Tulisan itu terhenti saat pipiku terpapar matahari dan seketika perahuku oleng. Cuaca yang diprediksi teduh ternyata tidak seperti yang kubayangkan. Dalam hatiku, aku harus membiasakan diri dan berteman dengan ombak, tempat di mana aku menghabiskan 365 hari ke depan. Mantra "ombak sahabatku" sudah kucoba, tapi tidak mempan juga. Suara dasar kapal bertepuk dengan ombak sangat keras. Aku seperti berada di dalam wahana Dufan bermenit-menit hingga hitungan jam. Anak-anak muda yang tadinya ada di atas terlihat pucat sembari masuk ke dalam kapal. Anak-anak kecil mulai menangis, ibu-ibu yang tadinya tidur beralaskan kayu bangkit dan melongok dari jendela kapal. Aku yang 'angkuhnya' mulai lemas, berpegangan erat pada tempat duduk kayu, duduk menyamping dan melafalkan segala macam doa yang kutahu. Aku mencoba mengalihkan ketakutan dengan bertanya apa yang terjadi. Seisi kapal goyah sehingga mengaburkan akal sehat. Meski agak mereda karena Ibu Guru Para tetap tersenyum, aku tidak bisa menyembunyikan rasa takutku, pening di kepalaku dan kegundahan yang membuncah. Perjalanan tidak berhenti di taxi.
Dari Pulau Kahakitang, pulau terbesar di Kecamatan Tatoareng kapalku berhenti. Aku turun di sini dan dijemput oleh kapal cepat milik guru olahraga di sekolahku. Perjalanan ini lebih menegangkan dari wahana apapun di Dufan. Kini aku tahu kenapa Dufan menjadi pilihan hiburan kami saat pelatihan. Ternyata wahananya pun jadi ajang berlatih bagi kami untuk membiasakan diri. Aku duduk di bagian belakang sebelah kanan. Ombak menghantam kapal kayu kami, buihnya dekat sekali denganku hingga menghantam mukaku. Pak Guru bisa mengalihkan kekhawatiranku, tapi alam tidak demikian. Setengah perjalanan, hujan datang membuatku yang basah karena ombak kuyup dengan basah hujan. Sekitar 45 menit akhirnya perjalananku berakhir.

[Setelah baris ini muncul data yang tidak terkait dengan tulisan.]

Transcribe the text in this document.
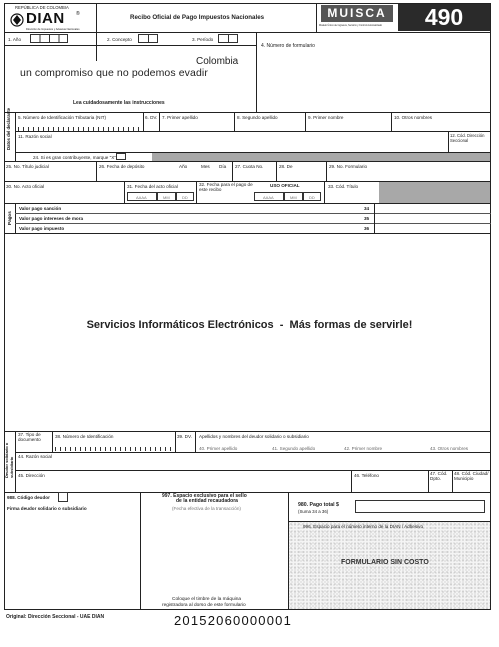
REPÚBLICA DE COLOMBIA
DIAN ®
Dirección de Impuestos y Aduanas Nacionales
Recibo Oficial de Pago Impuestos Nacionales	MUISCA
Modelo Único de Ingresos, Servicio y Control Automatizado	490
1. Año	2. Concepto	3. Período
4. Número de formulario
Colombia
un compromiso que no podemos evadir
Lea cuidadosamente las instrucciones
Datos del declarante 5. Número de Identificación Tributaria (NIT)	6. DV. 7. Primer apellido	8. Segundo apellido	9. Primer nombre	10. Otros nombres
11. Razón social	12. Cód. Dirección Seccional
24. Si es gran contribuyente, marque "X"
25. No. Título judicial	26. Fecha de depósito	Año	Mes Día 27. Cuota No.	28. De	29. No. Formulario
30. No. Acto oficial	31. Fecha del acto oficial
AAAA	MM	DD
32. Fecha para el pago de este recibo
USO OFICIAL
AAAA	MM	DD
33. Cód. Título
Pagos
Valor pago sanción	34
Valor pago intereses de mora	35
Valor pago impuesto	36
Servicios Informáticos Electrónicos  -  Más formas de servirle!
Deudor solidario o subsidiario
37. Tipo de documento
38. Número de Identificación	39. DV. Apellidos y nombres del deudor solidario o subsidiario
40. Primer apellido	41. Segundo apellido	42. Primer nombre	43. Otros nombres
44. Razón social
45. Dirección	46. Teléfono	47. Cód. Dpto.
48. Cód. Ciudad/ Municipio
988. Código deudor
Firma deudor solidario o subsidiario
997. Espacio exclusivo para el sello
de la entidad recaudadora
(Fecha efectiva de la transacción)
Coloque el timbre de la máquina
registradora al dorso de este formulario
980. Pago total $
(Suma 34 a 36)
996. Espacio para el número interno de la DIAN / Adhesivo
FORMULARIO SIN COSTO
Original: Dirección Seccional - UAE DIAN	20152060000001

Sampai di pantai Kalama Kola, mulailah beragam kekhawatiran muncul. Kali ini bukan karena ombaknya, tetapi karena desa yang kudatangi lebih kecil dari yang kubayangkan. Sambutan babi hitam di depan rumah Pak Guru menyadarkanku, "kamu bukan mau plesir ke sini, kamu adalah pengaruh dan tauladan". Baiklah, "the journey begin" pikirku. Rumahku ada di atas bukit. Jarak tempuh dari pantai sekitar 20 menit karena butuh menghela nafas di tengah-tengah. Meski ada tangga menuju ke atas, tapi topografi curam dan dominasi karang di desa ini memberikan kesan tidak bersahabat awalnya buatku. Aku menghabiskan malam dengan mencari signal. Aku hampir menangis saat menyadari tidak ada satupun bar di layar blackberryku. Aku menyadari di awal bahwa tantangan lebih berat dari itu.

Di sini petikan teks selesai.